So, while I might not find the prospectus of the Young Britons’ Foundation (YBF) even remotely appealing, the question remains: what do those young people taking up training opportunities with them get out of it? Moreover, what’s in it for those – whoever they are – who bankroll the organisation? To get a handle on these questions, we need to have another browse around the YBF website.
The YBF claims to be “non partisan”, but equally admits that it “promotes conservatism” (an interesting circle to square). This, it tells, counters the left wing bias of, well, almost everything, and especially the education system and media. The YBF gives young people “the chance to hear alternative viewpoints presented by conservative speakers”.
So far, so unthreatening, but reading a little further brings this snippet: “YBF ... places philosophically sound conservative (sic) in full-time jobs and work experience in the City, the professions, business, the media, academia, and politics”.

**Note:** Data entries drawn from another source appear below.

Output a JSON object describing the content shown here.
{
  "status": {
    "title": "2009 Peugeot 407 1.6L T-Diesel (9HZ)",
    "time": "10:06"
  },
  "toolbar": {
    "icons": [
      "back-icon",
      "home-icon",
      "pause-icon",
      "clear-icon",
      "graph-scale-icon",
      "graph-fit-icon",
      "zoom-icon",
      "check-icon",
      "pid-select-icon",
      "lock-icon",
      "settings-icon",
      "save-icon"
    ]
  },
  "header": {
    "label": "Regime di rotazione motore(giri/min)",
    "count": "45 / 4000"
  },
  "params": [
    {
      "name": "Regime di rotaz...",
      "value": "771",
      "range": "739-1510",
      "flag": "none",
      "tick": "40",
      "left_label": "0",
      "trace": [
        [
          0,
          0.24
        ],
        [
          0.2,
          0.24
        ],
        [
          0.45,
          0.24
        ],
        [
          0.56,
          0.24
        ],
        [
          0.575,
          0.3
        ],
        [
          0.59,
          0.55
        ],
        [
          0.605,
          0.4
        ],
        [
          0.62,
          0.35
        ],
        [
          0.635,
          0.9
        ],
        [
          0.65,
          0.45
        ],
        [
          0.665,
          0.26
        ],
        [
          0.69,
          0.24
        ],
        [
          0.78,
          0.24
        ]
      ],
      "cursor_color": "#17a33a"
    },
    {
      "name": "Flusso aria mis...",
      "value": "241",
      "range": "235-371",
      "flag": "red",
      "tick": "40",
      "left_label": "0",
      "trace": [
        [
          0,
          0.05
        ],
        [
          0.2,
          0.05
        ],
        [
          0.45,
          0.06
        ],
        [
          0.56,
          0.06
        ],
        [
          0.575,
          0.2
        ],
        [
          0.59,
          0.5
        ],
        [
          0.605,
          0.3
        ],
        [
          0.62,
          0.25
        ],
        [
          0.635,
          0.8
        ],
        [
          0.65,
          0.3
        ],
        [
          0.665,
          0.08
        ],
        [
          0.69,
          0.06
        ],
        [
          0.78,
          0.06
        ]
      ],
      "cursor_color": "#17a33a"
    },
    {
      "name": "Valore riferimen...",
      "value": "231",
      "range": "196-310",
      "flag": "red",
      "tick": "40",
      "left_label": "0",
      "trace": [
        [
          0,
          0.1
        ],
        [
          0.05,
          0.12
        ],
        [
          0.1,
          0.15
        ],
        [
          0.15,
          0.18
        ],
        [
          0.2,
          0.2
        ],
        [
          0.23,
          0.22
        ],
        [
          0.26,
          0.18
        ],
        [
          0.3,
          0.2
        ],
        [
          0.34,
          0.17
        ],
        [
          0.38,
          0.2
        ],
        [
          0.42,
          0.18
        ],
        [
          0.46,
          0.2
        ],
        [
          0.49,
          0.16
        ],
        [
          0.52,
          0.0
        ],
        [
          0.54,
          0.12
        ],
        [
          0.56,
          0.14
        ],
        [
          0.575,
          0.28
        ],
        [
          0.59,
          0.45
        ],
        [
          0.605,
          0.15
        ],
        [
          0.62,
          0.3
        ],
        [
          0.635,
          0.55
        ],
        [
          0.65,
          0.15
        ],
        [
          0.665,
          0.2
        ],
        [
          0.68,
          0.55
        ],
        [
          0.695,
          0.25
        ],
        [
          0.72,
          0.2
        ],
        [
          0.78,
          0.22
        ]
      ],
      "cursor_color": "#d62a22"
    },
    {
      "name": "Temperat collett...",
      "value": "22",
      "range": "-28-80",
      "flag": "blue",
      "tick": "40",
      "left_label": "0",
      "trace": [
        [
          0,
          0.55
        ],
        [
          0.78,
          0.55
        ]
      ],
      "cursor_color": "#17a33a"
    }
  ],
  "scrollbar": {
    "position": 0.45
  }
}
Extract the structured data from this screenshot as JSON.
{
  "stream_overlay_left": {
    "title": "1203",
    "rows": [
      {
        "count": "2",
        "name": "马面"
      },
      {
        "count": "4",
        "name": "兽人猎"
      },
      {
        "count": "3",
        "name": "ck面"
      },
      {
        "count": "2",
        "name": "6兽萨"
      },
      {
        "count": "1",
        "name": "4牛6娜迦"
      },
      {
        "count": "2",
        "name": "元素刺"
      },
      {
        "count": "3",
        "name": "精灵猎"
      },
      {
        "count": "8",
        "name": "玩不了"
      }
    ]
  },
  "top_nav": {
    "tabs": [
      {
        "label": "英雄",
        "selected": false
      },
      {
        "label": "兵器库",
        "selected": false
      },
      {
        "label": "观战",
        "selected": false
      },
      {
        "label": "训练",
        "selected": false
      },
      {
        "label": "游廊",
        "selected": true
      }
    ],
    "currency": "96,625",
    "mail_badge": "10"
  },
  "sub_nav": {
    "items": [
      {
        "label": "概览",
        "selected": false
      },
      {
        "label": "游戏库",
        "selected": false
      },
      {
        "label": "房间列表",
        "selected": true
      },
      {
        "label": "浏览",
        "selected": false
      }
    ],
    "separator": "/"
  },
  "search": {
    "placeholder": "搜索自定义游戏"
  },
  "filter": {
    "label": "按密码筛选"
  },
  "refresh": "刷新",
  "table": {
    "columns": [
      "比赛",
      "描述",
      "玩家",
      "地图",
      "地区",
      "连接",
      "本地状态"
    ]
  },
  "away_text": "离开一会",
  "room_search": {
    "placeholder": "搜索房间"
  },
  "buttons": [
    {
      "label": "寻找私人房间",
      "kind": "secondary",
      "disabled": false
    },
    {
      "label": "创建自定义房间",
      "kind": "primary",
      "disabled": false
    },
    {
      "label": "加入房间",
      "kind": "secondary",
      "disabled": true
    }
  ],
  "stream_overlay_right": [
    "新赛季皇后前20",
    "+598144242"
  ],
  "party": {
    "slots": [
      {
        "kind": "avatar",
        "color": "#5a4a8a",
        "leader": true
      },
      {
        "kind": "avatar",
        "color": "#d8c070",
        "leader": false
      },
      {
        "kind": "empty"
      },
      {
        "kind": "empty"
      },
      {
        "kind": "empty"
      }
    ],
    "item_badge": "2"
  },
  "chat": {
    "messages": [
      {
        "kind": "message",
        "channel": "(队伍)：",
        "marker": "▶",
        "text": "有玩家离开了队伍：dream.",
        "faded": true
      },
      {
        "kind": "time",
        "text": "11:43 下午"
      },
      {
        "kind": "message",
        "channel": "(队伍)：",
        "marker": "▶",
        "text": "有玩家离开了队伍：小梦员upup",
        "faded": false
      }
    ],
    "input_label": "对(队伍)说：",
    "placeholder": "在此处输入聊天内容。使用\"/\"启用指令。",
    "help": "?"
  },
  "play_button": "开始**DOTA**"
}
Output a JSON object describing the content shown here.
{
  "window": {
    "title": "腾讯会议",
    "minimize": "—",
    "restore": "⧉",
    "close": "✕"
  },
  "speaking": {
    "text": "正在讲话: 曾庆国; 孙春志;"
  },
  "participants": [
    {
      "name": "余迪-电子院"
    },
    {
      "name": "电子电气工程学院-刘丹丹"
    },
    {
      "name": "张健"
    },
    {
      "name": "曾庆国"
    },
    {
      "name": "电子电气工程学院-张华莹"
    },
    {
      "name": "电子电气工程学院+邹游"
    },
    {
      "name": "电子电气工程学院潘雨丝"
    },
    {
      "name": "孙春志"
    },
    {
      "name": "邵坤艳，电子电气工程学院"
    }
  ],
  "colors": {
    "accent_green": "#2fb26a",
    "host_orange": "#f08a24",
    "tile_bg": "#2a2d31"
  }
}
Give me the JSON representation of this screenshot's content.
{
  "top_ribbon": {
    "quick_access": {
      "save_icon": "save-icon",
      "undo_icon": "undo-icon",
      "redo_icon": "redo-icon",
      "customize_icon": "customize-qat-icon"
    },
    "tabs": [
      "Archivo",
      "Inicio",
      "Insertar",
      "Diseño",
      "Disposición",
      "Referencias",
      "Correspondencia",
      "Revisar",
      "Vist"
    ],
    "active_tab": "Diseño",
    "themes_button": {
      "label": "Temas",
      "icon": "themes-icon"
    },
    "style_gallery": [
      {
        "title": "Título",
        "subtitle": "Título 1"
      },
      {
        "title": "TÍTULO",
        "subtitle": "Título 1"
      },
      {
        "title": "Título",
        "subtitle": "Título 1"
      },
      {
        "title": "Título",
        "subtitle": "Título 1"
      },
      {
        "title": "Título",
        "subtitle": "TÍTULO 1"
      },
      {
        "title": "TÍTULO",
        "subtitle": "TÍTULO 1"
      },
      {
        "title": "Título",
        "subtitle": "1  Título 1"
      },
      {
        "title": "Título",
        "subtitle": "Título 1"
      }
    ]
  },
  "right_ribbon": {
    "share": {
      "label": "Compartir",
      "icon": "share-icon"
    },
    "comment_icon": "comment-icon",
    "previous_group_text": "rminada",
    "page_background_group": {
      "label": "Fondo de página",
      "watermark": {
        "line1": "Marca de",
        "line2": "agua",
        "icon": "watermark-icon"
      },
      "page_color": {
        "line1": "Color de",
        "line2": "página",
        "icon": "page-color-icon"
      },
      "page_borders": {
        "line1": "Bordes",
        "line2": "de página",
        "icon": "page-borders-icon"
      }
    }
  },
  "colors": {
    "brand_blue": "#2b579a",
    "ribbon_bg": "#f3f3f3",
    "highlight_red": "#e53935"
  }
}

Have a re-read and a long think about that.
Now consider what the response of many parts of the print media would be if this were a left leaning organisation, training philosophically sound socialists and placing them into a range of business opportunities.
The response would include a range of pejorative terms, not least “indoctrination”, maybe even “brainwashing”, certainly “infiltration” and perhaps even “entryism”. We know this because we have been there before. Left wing bias in the media? Don’t make me laugh.
But, when all is said and done, the YBF and its chief executive Donal Blaney are merely one of a number of organisations across the political spectrum, free to make their pitch and define the world as they see it. Freedom of expression, and of activity, is for the UK a universal thing.
So Donal Blaney wouldn’t want to curtail that freedom of expression, would he?